By the way, both AT&T and T-Mobile already offer a few phones with activated FM receivers (although none include the NextRadio app preloaded yet—users can download it from an Android app store and it will work on most of these phones). But a recent scan of the AT&T website showed that among its 28 currently available Android phone models, only 5 had FM activated—and most of these were not among its best-selling models. If AT&T’s and T-Mobile’s new announcements bear full fruit, therefore, the number of additional FM-activated phones in 2016 should be substantial.
At present, this leaves Verizon as the sole U.S. major wireless carrier that has not supported FM activation in its smartphones. Verizon is the largest U.S. carrier (by subscribers), and it has traditionally been the least supportive of FM activation in its devices, so a major challenge among carriers remains. The AT&T and T-Mobile actions will add to the Sprint installed base and push the percentage of FM-activated smartphones toward a majority position, however, perhaps making it difficult for Verizon to persist in isolation with its anti-FM position.

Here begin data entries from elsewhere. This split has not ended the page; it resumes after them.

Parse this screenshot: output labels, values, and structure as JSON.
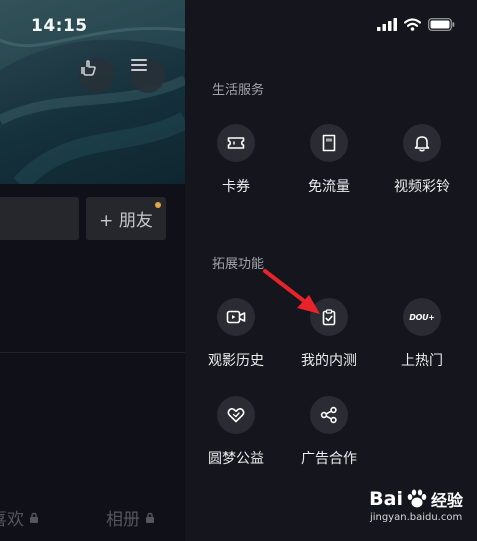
{
  "status_bar": {
    "time": "14:15"
  },
  "left_page": {
    "friend_button": "+ 朋友",
    "tabs": [
      {
        "label": "喜欢"
      },
      {
        "label": "相册"
      }
    ]
  },
  "drawer": {
    "sections": [
      {
        "title": "生活服务",
        "items": [
          {
            "label": "卡券",
            "icon": "ticket-icon"
          },
          {
            "label": "免流量",
            "icon": "sim-card-icon"
          },
          {
            "label": "视频彩铃",
            "icon": "bell-icon"
          }
        ]
      },
      {
        "title": "拓展功能",
        "items": [
          {
            "label": "观影历史",
            "icon": "video-history-icon"
          },
          {
            "label": "我的内测",
            "icon": "checklist-icon"
          },
          {
            "label": "上热门",
            "icon": "dou-plus-icon"
          },
          {
            "label": "圆梦公益",
            "icon": "heart-icon"
          },
          {
            "label": "广告合作",
            "icon": "share-icon"
          }
        ]
      }
    ],
    "dou_plus_text": "DOU+"
  },
  "watermark": {
    "brand": "Bai",
    "brand_suffix": "经验",
    "url": "jingyan.baidu.com"
  }
}
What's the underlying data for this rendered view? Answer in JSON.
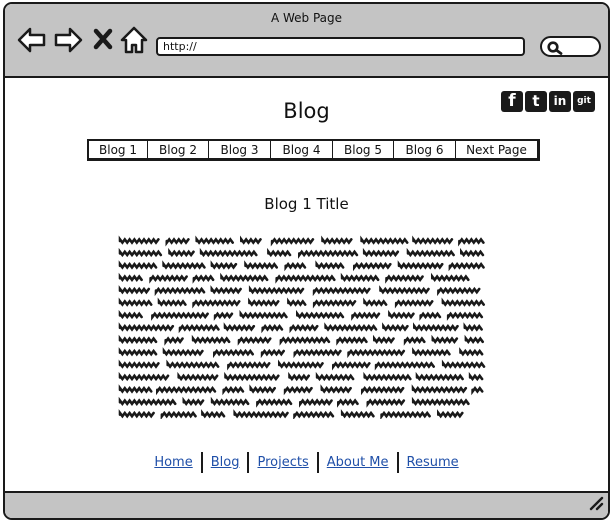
{
  "window": {
    "title": "A Web Page"
  },
  "browser": {
    "url": "http://",
    "nav_icons": [
      "back-arrow-icon",
      "forward-arrow-icon",
      "close-x-icon",
      "home-icon"
    ],
    "search_icon": "magnifier-icon"
  },
  "social": [
    {
      "name": "facebook-icon",
      "glyph": "f"
    },
    {
      "name": "twitter-icon",
      "glyph": "t"
    },
    {
      "name": "linkedin-icon",
      "glyph": "in"
    },
    {
      "name": "git-icon",
      "glyph": "git"
    }
  ],
  "page": {
    "title": "Blog"
  },
  "tabs": [
    {
      "label": "Blog 1",
      "active": true
    },
    {
      "label": "Blog 2",
      "active": false
    },
    {
      "label": "Blog 3",
      "active": false
    },
    {
      "label": "Blog 4",
      "active": false
    },
    {
      "label": "Blog 5",
      "active": false
    },
    {
      "label": "Blog 6",
      "active": false
    },
    {
      "label": "Next Page",
      "active": false
    }
  ],
  "post": {
    "title": "Blog 1 Title"
  },
  "footer": {
    "links": [
      "Home",
      "Blog",
      "Projects",
      "About Me",
      "Resume"
    ]
  },
  "colors": {
    "active_tab": "#a7c6f0",
    "link": "#1f4fa8",
    "chrome": "#c4c4c4"
  }
}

Nevertheless, the bigger challenge to making FM activation a default condition among smartphones remains with Apple. The multiple models of iPhones on sale currently account for about half of the entire smartphone market’s sales (by units), and unlike most other smartphone manufacturers—which either enable FM unilaterally, or at the request of the wireless carriers they sell to—Apple has never activated FM radio on any iPhone, although they all have contained an FM receiver chip since the iPhone 3GS. Meanwhile, other Apple products, like several recent generations of the iPod Nano, do include a high-performance FM receiver, so it’s obvious that Apple can develop a great FM radio experience in its devices. The iPod Nano has no WiFi or other wireless network connectivity, though, so Apple’s strategy seems to be based consistently on the premise that if the device can be network-connected, it shall have no working FM radio. Apple must have its reasons for this, likely due to its unique position of being both a consumer electronics manufacturer and an entertainment service provider, but this renders the wireless carriers who want to activate FM on their smartphones unable to do so on any iPhone at present.
Another recently discovered item in NAB Labs’ research is that one of the top-selling smartphones in 1Q15 included a new connectivity chip that—unlike all other top-selling models—does not include an FM radio receiver. The Motorola DROID Turbo, so far available exclusively through Verizon, uses a Qualcomm Atheros QCA6164 chip for its WiFi and Bluetooth connectivity, with no FM radio bundled into the silicon (as all other current connectivity chips do). If this departure from common practice becomes a trend, the climb toward activating FM in most smartphones could become steeper, moving from simply activating hardware already on board to requiring installation of additional hardware.
So while the numbers are improving and alliances are growing, the situation remains fluid, and the battle to activate FM in smartphones will continue on two fronts: with wireless carriers (primarily Verizon) and with smartphone manufacturers (primarily Apple).